LOS ANGELES – As wildfires were charging across Southern California, nearly two dozen water-dropping helicopters and two massive cargo planes sat idly by, grounded by government rules and bureaucracy.
It took as long as a day for Navy, Marine and California National Guard helicopters to get clearance early this week, in part because state rules require all firefighting choppers to be accompanied by state forestry “fire spotters” who coordinate water or retardant drops. By the time those spotters arrived, the powerful Santa Ana winds stoking the fires had made it too dangerous to fly.

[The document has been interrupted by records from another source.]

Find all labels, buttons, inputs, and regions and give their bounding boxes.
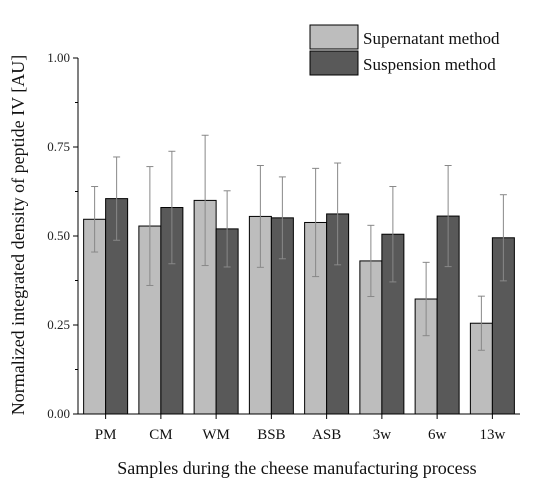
y-tick-label-0.00: 0.00	[47, 406, 70, 421]
legend-label-suspension: Suspension method	[363, 55, 496, 74]
x-tick-label-WM: WM	[202, 427, 230, 443]
y-tick-label-1.00: 1.00	[47, 50, 70, 65]
legend: Supernatant method Suspension method	[309, 24, 500, 76]
legend-label-supernatant: Supernatant method	[363, 29, 500, 48]
x-tick-label-BSB: BSB	[257, 427, 285, 443]
legend-swatch-suspension	[309, 50, 359, 76]
x-tick-label-3w: 3w	[373, 427, 392, 443]
x-tick-label-CM: CM	[149, 427, 172, 443]
y-axis: 0.00 0.25 0.50 0.75 1.00	[47, 50, 79, 421]
y-tick-label-0.50: 0.50	[47, 228, 70, 243]
legend-swatch-supernatant	[309, 24, 359, 50]
y-tick-label-0.25: 0.25	[47, 317, 70, 332]
plot-area	[83, 134, 515, 415]
y-axis-title: Normalized integrated density of peptide…	[8, 55, 28, 416]
x-tick-label-PM: PM	[95, 427, 117, 443]
x-tick-label-13w: 13w	[479, 427, 505, 443]
x-tick-label-6w: 6w	[428, 427, 447, 443]
x-axis: PM CM WM BSB ASB 3w 6w 13w	[78, 413, 520, 443]
x-axis-title: Samples during the cheese manufacturing …	[117, 458, 476, 478]
y-tick-label-0.75: 0.75	[47, 139, 70, 154]
x-tick-label-ASB: ASB	[312, 427, 341, 443]
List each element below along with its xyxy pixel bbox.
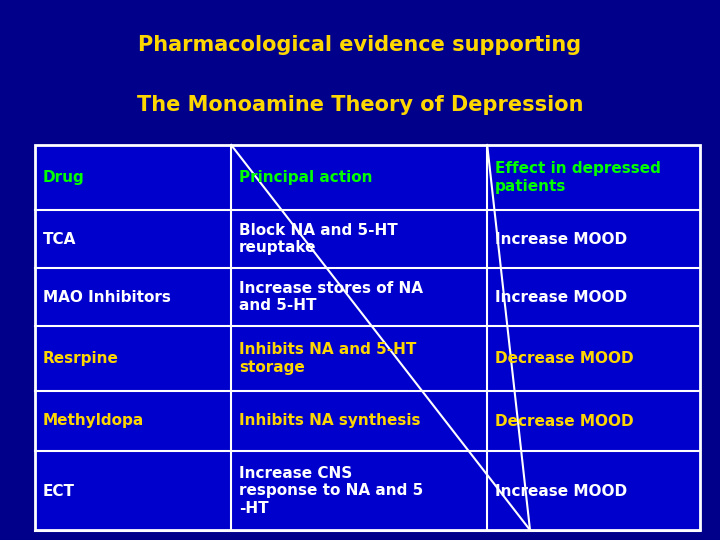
Text: The Monoamine Theory of Depression: The Monoamine Theory of Depression (137, 95, 583, 115)
Text: ECT: ECT (43, 483, 75, 498)
Text: Principal action: Principal action (239, 170, 373, 185)
Text: Increase MOOD: Increase MOOD (495, 289, 627, 305)
Text: Decrease MOOD: Decrease MOOD (495, 351, 634, 366)
Text: Resrpine: Resrpine (43, 351, 119, 366)
Text: Effect in depressed
patients: Effect in depressed patients (495, 161, 661, 194)
Bar (35, 145, 700, 530)
Text: Increase MOOD: Increase MOOD (495, 483, 627, 498)
Text: MAO Inhibitors: MAO Inhibitors (43, 289, 171, 305)
Text: Increase stores of NA
and 5-HT: Increase stores of NA and 5-HT (239, 281, 423, 313)
Text: Inhibits NA and 5-HT
storage: Inhibits NA and 5-HT storage (239, 342, 417, 375)
Text: Block NA and 5-HT
reuptake: Block NA and 5-HT reuptake (239, 223, 398, 255)
Text: Drug: Drug (43, 170, 85, 185)
Text: Methyldopa: Methyldopa (43, 414, 144, 429)
Text: Increase CNS
response to NA and 5
-HT: Increase CNS response to NA and 5 -HT (239, 466, 423, 516)
Text: Inhibits NA synthesis: Inhibits NA synthesis (239, 414, 420, 429)
Text: TCA: TCA (43, 232, 76, 246)
Text: Pharmacological evidence supporting: Pharmacological evidence supporting (138, 35, 582, 55)
Text: Increase MOOD: Increase MOOD (495, 232, 627, 246)
Text: Decrease MOOD: Decrease MOOD (495, 414, 634, 429)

“The weight of bureaucracy kept these planes from flying, not the heavy winds,” Republican U.S. Rep. Dana Rohrabacher told The Associated Press. “When you look at what’s happened, it’s disgusting, inexcusable foot-dragging that’s put tens of thousands of people in danger.”
The spotters have 24 hours to report for duty, and it took nearly all that time for them and the National Guard crews to assemble.

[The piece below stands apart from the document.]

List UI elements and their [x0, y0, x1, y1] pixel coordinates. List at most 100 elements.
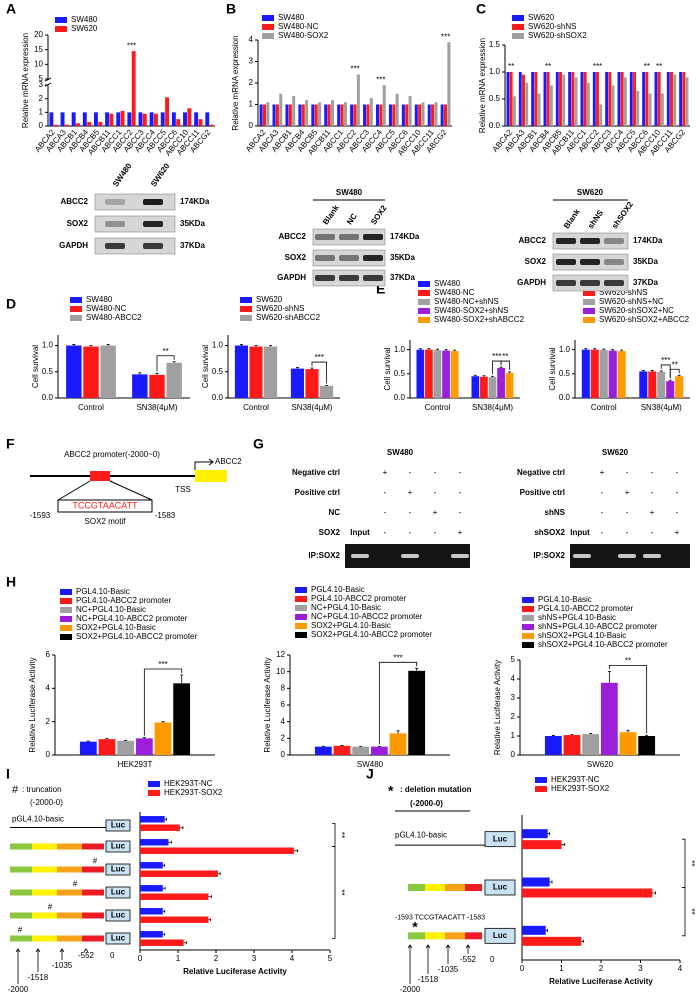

After the all of endless days of the California fire quagmire, it’s time for America to admit that it can’t win this battle. We must immediately withdraw our forces and go home. But until our so-called “leaders” in Washington wise up to the folly of their current course, all we can do is ask ourselves, “why does fire hate us?”.
We think ourselves so sophisticated with our electricity and our central heating, but if fire hadn’t paved the way for us, we’d be lost.

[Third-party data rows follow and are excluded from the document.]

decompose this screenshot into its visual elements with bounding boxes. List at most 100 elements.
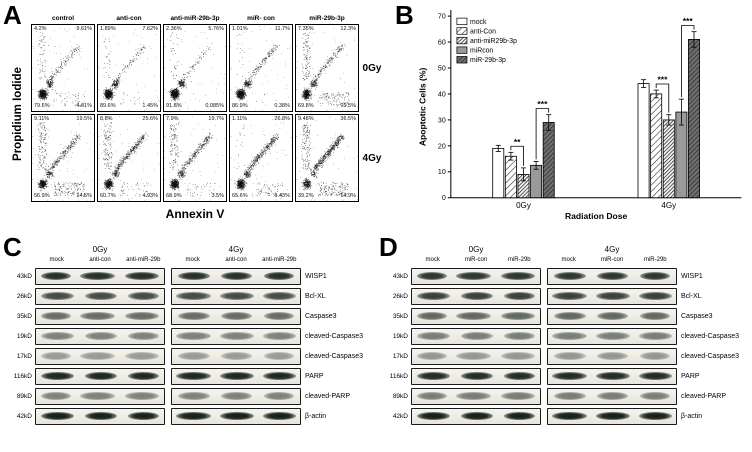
blot-band (40, 272, 71, 280)
blot-band (552, 292, 588, 300)
panel-d-western-blot: D 0Gy 4Gy mock miR-con miR-29b mock miR-con miR… (376, 232, 752, 452)
quadrant-ur-value: 19.5% (76, 116, 92, 122)
blot-band (125, 312, 160, 320)
blot-band (127, 292, 159, 300)
blot-band (176, 332, 212, 340)
blot-band (553, 352, 586, 360)
blot-strip (411, 267, 541, 285)
svg-text:**: ** (514, 137, 521, 147)
blot-protein-label: PARP (681, 372, 700, 380)
blot-protein-label: Bcl-XL (681, 292, 702, 300)
blot-strip (35, 267, 165, 285)
flow-scatter-canvas (164, 115, 226, 201)
blot-strip (35, 287, 165, 305)
flow-plot: 9.48% 36.5% 39.2% 14.9% (295, 114, 359, 202)
blot-strip (411, 307, 541, 325)
quadrant-ul-value: 8.8% (100, 116, 113, 122)
blot-dose-label: 4Gy (228, 245, 244, 254)
blot-strip (171, 347, 301, 365)
blot-strip (547, 327, 677, 345)
quadrant-lr-value: 4.61% (76, 102, 92, 109)
blot-band (84, 412, 117, 420)
flow-scatter-canvas (296, 115, 358, 201)
blot-band (597, 312, 629, 320)
flow-scatter-canvas (164, 25, 226, 111)
blot-band (595, 332, 630, 340)
quadrant-ur-value: 5.76% (208, 26, 224, 32)
svg-text:30: 30 (438, 117, 446, 124)
blot-strip (171, 407, 301, 425)
blot-band (40, 392, 71, 400)
quadrant-lr-value: 14.5% (76, 192, 92, 199)
blot-band (125, 352, 160, 360)
quadrant-ul-value: 1.89% (100, 26, 116, 32)
blot-band (417, 332, 451, 340)
quadrant-ul-value: 9.48% (298, 116, 314, 122)
blot-band (125, 392, 160, 400)
flow-plot: 4.2% 9.61% 79.6% 4.61% (31, 24, 95, 112)
blot-band (264, 272, 295, 280)
blot-band (177, 392, 210, 400)
quadrant-lr-value: 14.9% (340, 192, 356, 199)
blot-mw-label: 116kD (13, 372, 32, 380)
blot-band (501, 392, 536, 400)
blot-protein-label: Caspase3 (681, 312, 713, 320)
quadrant-ur-value: 25.6% (142, 116, 158, 122)
blot-lane-label: anti-con (89, 257, 111, 263)
blot-lane-label: mock (185, 257, 200, 263)
svg-text:0: 0 (442, 195, 446, 202)
blot-band (262, 332, 296, 340)
blot-strip (547, 267, 677, 285)
quadrant-ur-value: 7.62% (142, 26, 158, 32)
svg-text:miRcon: miRcon (470, 48, 493, 55)
quadrant-ur-value: 9.61% (76, 26, 92, 32)
blot-band (264, 352, 295, 360)
blot-mw-label: 89kD (392, 392, 408, 400)
blot-mw-label: 26kD (16, 292, 32, 300)
blot-strip (411, 387, 541, 405)
blot-band (262, 412, 296, 420)
svg-text:60: 60 (438, 39, 446, 46)
blot-protein-label: Caspase3 (305, 312, 337, 320)
svg-text:10: 10 (438, 169, 446, 176)
blot-band (553, 392, 586, 400)
quadrant-ur-value: 11.7% (274, 26, 290, 32)
flow-plot: 2.36% 5.76% 91.8% 0.085% (163, 24, 227, 112)
quadrant-lr-value: 6.43% (274, 192, 290, 199)
blot-band (127, 372, 159, 380)
blot-band (40, 312, 71, 320)
panel-a-y-axis-label: Propidium Iodide (12, 67, 24, 161)
blot-band (416, 392, 447, 400)
blot-lane-label: mock (425, 257, 440, 263)
panel-a-flow-cytometry: A Propidium Iodide control anti-con anti-m… (0, 0, 392, 232)
flow-scatter-canvas (230, 25, 292, 111)
blot-mw-label: 26kD (392, 292, 408, 300)
blot-band (80, 392, 116, 400)
flow-plot: 7.35% 12.3% 69.8% 10.5% (295, 24, 359, 112)
blot-mw-label: 89kD (16, 392, 32, 400)
blot-lane-labels: mock miR-con miR-29b (547, 255, 677, 266)
blot-grid: 0Gy 4Gy mock anti-con anti-miR-29b mock anti-c… (5, 244, 373, 426)
blot-band (416, 352, 447, 360)
blot-strip (171, 287, 301, 305)
blot-band (221, 392, 253, 400)
blot-band (177, 272, 210, 280)
blot-mw-label: 42kD (16, 412, 32, 420)
quadrant-ll-value: 91.8% (166, 102, 182, 109)
svg-text:***: *** (537, 99, 548, 109)
blot-c: 0Gy 4Gy mock anti-con anti-miR-29b mock anti-c… (5, 244, 373, 426)
blot-band (80, 352, 116, 360)
quadrant-ll-value: 89.6% (100, 102, 116, 109)
blot-lane-label: anti-miR-29b (262, 257, 297, 263)
blot-band (460, 372, 493, 380)
quadrant-ul-value: 7.9% (166, 116, 179, 122)
panel-a-label: A (3, 0, 22, 30)
flow-plot: 9.11% 19.5% 56.9% 14.5% (31, 114, 95, 202)
quadrant-ul-value: 1.11% (232, 116, 248, 122)
blot-lane-label: anti-miR-29b (126, 257, 161, 263)
blot-lane-label: miR-29b (507, 257, 531, 263)
blot-grid: 0Gy 4Gy mock miR-con miR-29b mock miR-con miR-2… (381, 244, 749, 426)
blot-strip (171, 307, 301, 325)
flow-scatter-canvas (296, 25, 358, 111)
blot-mw-label: 116kD (389, 372, 408, 380)
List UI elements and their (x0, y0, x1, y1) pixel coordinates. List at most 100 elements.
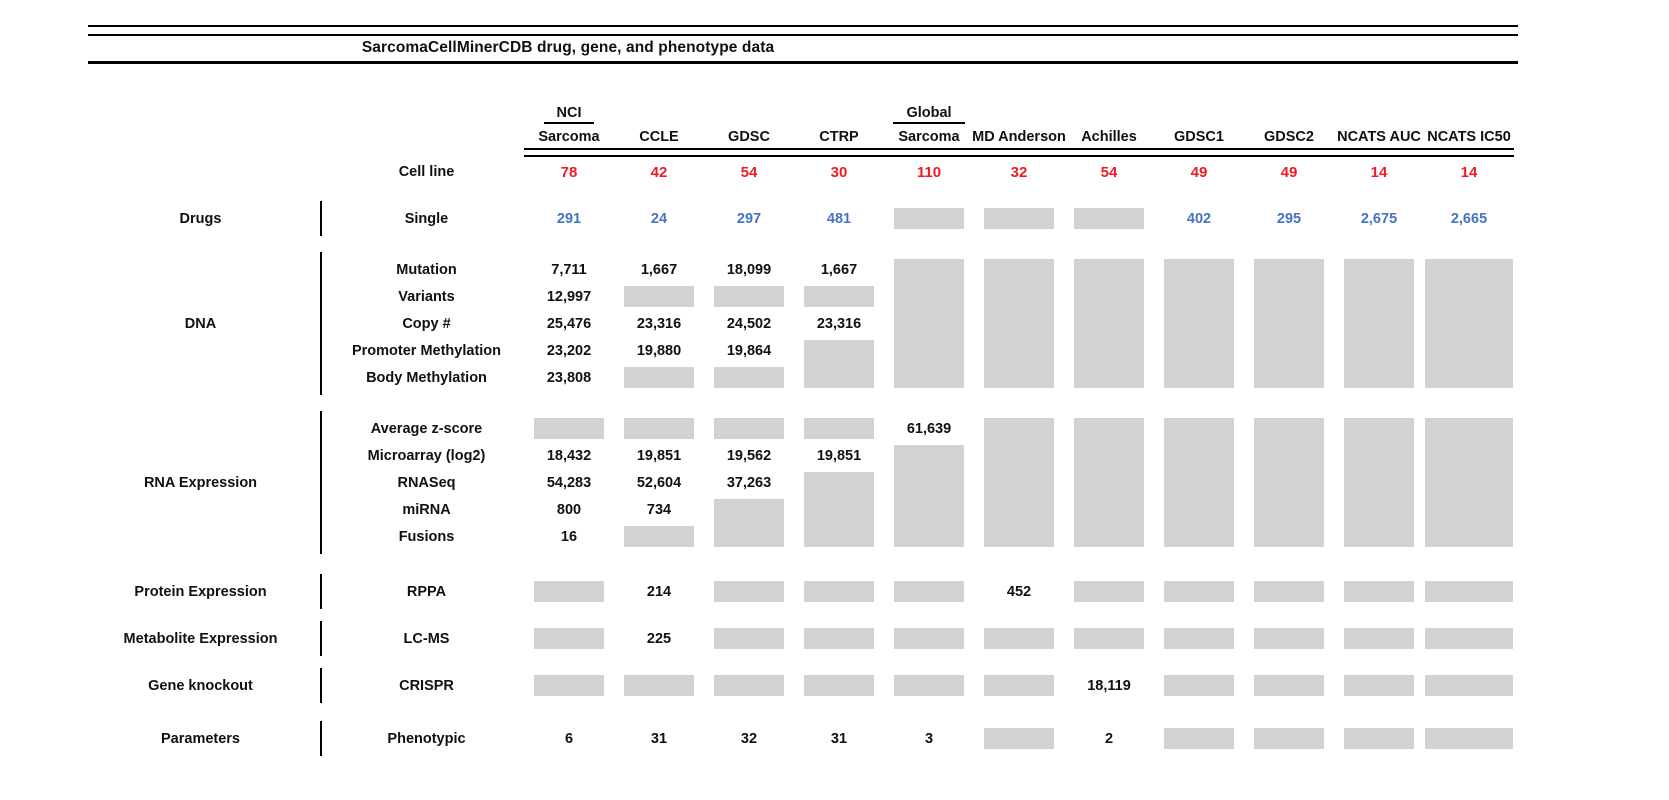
no-data-box (714, 675, 784, 696)
column-header: Sarcoma (898, 129, 960, 145)
data-cell: 19,851 (636, 447, 682, 464)
no-data-cell (1154, 672, 1244, 699)
no-data-cell (704, 415, 794, 442)
no-data-cell (704, 496, 794, 550)
no-data-cell (1154, 256, 1244, 391)
category-separator (313, 721, 329, 756)
column-header: GDSC1 (1174, 129, 1224, 145)
cell-line-count: 30 (830, 163, 848, 181)
data-cell: 24 (650, 210, 668, 227)
row-label: Microarray (log2) (367, 447, 486, 464)
category-label: Protein Expression (134, 583, 267, 600)
no-data-cell (974, 672, 1064, 699)
no-data-cell (794, 469, 884, 550)
no-data-cell (884, 625, 974, 652)
no-data-box (1254, 675, 1324, 696)
no-data-cell (524, 578, 614, 605)
category-label: DNA (184, 315, 217, 332)
no-data-box (1425, 628, 1513, 649)
category-label: RNA Expression (143, 474, 258, 491)
no-data-box (534, 581, 604, 602)
no-data-cell (614, 364, 704, 391)
no-data-cell (974, 205, 1064, 232)
category-separator (313, 621, 329, 656)
no-data-box (714, 581, 784, 602)
no-data-box (1074, 581, 1144, 602)
row-label: Variants (398, 288, 455, 305)
no-data-box (714, 286, 784, 307)
no-data-cell (1064, 578, 1154, 605)
no-data-box (984, 418, 1054, 547)
no-data-cell (1154, 578, 1244, 605)
cell-line-count: 49 (1190, 163, 1208, 181)
data-cell: 31 (830, 730, 848, 747)
cell-line-count: 54 (740, 163, 758, 181)
no-data-cell (1334, 672, 1424, 699)
column-header: Sarcoma (538, 129, 600, 145)
cell-line-count: 49 (1280, 163, 1298, 181)
no-data-box (984, 259, 1054, 388)
no-data-box (1344, 418, 1414, 547)
cell-line-count: 32 (1010, 163, 1028, 181)
row-label: Promoter Methylation (351, 342, 502, 359)
cell-line-count: 14 (1370, 163, 1388, 181)
no-data-box (1425, 675, 1513, 696)
column-header-top: Global (893, 105, 965, 124)
no-data-box (804, 675, 874, 696)
no-data-cell (1334, 256, 1424, 391)
no-data-cell (614, 523, 704, 550)
cell-line-count: 78 (560, 163, 578, 181)
category-label: Drugs (179, 210, 222, 227)
no-data-box (804, 628, 874, 649)
no-data-cell (524, 672, 614, 699)
data-cell: 7,711 (551, 261, 587, 278)
no-data-cell (1154, 415, 1244, 550)
separator-bar (320, 574, 322, 609)
data-cell: 800 (556, 501, 582, 518)
data-cell: 52,604 (636, 474, 682, 491)
no-data-cell (974, 725, 1064, 752)
column-header: MD Anderson (972, 129, 1066, 145)
category-separator (313, 411, 329, 554)
no-data-cell (1424, 672, 1514, 699)
no-data-cell (794, 672, 884, 699)
no-data-cell (704, 672, 794, 699)
data-cell: 1,667 (640, 261, 678, 278)
no-data-box (1254, 628, 1324, 649)
cell-line-count: 54 (1100, 163, 1118, 181)
row-label: miRNA (402, 501, 451, 518)
data-cell: 23,316 (816, 315, 862, 332)
row-label: Fusions (398, 528, 455, 545)
separator-bar (320, 201, 322, 236)
no-data-box (624, 367, 694, 388)
data-cell: 23,202 (546, 342, 592, 359)
no-data-box (1074, 259, 1144, 388)
category-label: Metabolite Expression (123, 630, 278, 647)
no-data-cell (1334, 578, 1424, 605)
no-data-cell (1424, 415, 1514, 550)
no-data-cell (1424, 725, 1514, 752)
column-header: NCATS AUC (1337, 129, 1421, 145)
no-data-box (984, 628, 1054, 649)
data-cell: 295 (1276, 210, 1302, 227)
no-data-box (714, 499, 784, 547)
data-cell: 61,639 (906, 420, 952, 437)
no-data-cell (704, 625, 794, 652)
row-label: LC-MS (403, 630, 450, 647)
no-data-box (1074, 418, 1144, 547)
no-data-cell (794, 337, 884, 391)
no-data-cell (794, 625, 884, 652)
separator-bar (320, 252, 322, 395)
data-cell: 18,432 (546, 447, 592, 464)
category-separator (313, 574, 329, 609)
data-cell: 214 (646, 583, 672, 600)
data-cell: 225 (646, 630, 672, 647)
data-cell: 24,502 (726, 315, 772, 332)
no-data-cell (884, 578, 974, 605)
no-data-box (984, 208, 1054, 229)
no-data-cell (1064, 256, 1154, 391)
separator-bar (320, 621, 322, 656)
figure-title: SarcomaCellMinerCDB drug, gene, and phen… (361, 39, 775, 56)
data-cell: 6 (564, 730, 574, 747)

We offend fire by occupying the holy lands of burnable, burnable forests with our “fireless” nuclear power plants, claiming that we are “better than mere flames”. We laugh at fire’s “primitiveness” and “simplicity”.
How foolish fighting fire is. And what a waste of resources in a country where there are children without health insurance.
I, for one, don’t blame it. And I am ashamed to be an American.
After all, it’s not called “the combustion of peace” for nothing.